Ice floats. But, add a peck of sawdust to the water and the frozen material, henceforth known as Pykrete, becomes self-insulating and very slow to melt. All that was needed then was for engineers to work out the details and turn a dirty snowball into an aircraft carrier. Physicist J. D. Bernal worked on the project at Richmond Terrace, finding that the carrier would need to be bigger than the ill-fated Titanic - about forty times bigger. But it really would be unsinkable.

Jewish refugee and future Nobel Prize winner, Max Perutz, who was initially interned as a possible security risk, worked on Pykrete experiments at Smithfield. Of course, security was such that no one told him what it was for. But he dutifully carried out experiments five floors down in a cold store, wearing the sort of electrically heated onesie used by pilots flying at high altitude. Men in dark suits visited him, an unusual sight at the market.

The material needed to be kept in motion while it froze, like ice cream, so that the wood particles did not sink to the bottom before the start of crystallisation. It was made in a concrete mixer and the brown slush laid out on trays for final solidification in a homemade ‘wind tunnel’.

A gun fired into ice will fracture it. But Pykrete had another advantage over ice. It was shatterproof. A bullet fired in the depths of Smithfield into a block of Pykrete was stopped, and dropped out of the tiny dimple it had made. Mountbatten brought a sample to show Churchill in his bath at Chequers. After experimentation, an icy vessel of very modest proportions was successfully built on a lake in Canada.

What happened next

The berg ship idea was sunk in 1943 by improvements in aircraft range and submarine detection equipment.

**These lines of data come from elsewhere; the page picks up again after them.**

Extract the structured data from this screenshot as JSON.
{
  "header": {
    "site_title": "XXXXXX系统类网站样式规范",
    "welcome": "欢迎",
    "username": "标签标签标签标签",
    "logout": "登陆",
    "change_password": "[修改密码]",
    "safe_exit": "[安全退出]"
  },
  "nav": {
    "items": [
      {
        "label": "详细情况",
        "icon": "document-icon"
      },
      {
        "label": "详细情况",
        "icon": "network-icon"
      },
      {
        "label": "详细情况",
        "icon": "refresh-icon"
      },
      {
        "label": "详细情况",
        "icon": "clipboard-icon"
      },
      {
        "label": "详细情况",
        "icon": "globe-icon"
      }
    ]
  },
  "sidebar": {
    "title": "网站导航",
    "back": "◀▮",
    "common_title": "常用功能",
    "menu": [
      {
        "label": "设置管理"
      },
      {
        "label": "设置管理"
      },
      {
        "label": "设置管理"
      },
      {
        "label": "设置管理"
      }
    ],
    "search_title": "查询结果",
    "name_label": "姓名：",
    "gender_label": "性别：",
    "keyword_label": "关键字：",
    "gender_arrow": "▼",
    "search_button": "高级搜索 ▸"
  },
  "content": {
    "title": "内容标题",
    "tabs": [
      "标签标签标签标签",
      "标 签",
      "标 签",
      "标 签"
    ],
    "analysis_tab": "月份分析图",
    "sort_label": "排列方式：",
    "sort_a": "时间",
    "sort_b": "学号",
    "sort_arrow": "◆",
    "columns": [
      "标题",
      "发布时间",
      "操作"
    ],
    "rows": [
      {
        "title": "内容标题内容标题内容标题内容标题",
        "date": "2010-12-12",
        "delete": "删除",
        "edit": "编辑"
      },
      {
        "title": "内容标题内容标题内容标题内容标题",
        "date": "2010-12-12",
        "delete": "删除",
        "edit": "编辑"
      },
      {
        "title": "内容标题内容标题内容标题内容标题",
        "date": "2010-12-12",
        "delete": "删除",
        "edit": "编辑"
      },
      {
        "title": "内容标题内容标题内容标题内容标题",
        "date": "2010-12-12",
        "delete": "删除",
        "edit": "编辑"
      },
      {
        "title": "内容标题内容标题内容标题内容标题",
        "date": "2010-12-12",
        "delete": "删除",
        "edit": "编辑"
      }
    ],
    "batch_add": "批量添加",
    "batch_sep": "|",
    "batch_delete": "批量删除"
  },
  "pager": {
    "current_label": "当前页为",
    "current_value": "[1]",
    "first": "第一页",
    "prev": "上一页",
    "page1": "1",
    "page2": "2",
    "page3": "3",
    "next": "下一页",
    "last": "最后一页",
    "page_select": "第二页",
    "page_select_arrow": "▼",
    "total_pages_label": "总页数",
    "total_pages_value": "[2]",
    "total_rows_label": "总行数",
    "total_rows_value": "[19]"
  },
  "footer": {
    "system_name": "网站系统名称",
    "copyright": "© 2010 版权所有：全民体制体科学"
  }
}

An aircraft carrier of rock became available in the shape of the Azores. It was eventually worked out that the refrigeration plant necessary for Habbakuk would have required as much steel as a conventional aircraft carrier.

In hindsight the ‘berg ship’ project could be dismissed as an absurdity. But the successful Normandy landings of 1944 did not come from a blank sheet. Combined Operations launched commando raids on the enemy shore when the army and navy chiefs were thinking only of defence. Eventually D-Day, a raid by 150,000 men, began the liberation of Europe. Combined Operations became a nursery for big ideas, like Habbakuk. The extraordinary Mulberry Harbours used in Normandy, depended on an inspired invention, breaking organisational barriers, and military leadership.

After the war, Pyke went on to work on another hard problem, one that proved beyond his, and our, ingenuity: running a sustainable National Health Service.

A rejuvenated Museum of London is due to open in disused market buildings at Smithfield. We like to think that there might be a subterranean pedestal reserved for a lump of icy sawdust commemorating one of the most jaw dropping projects of the second world war.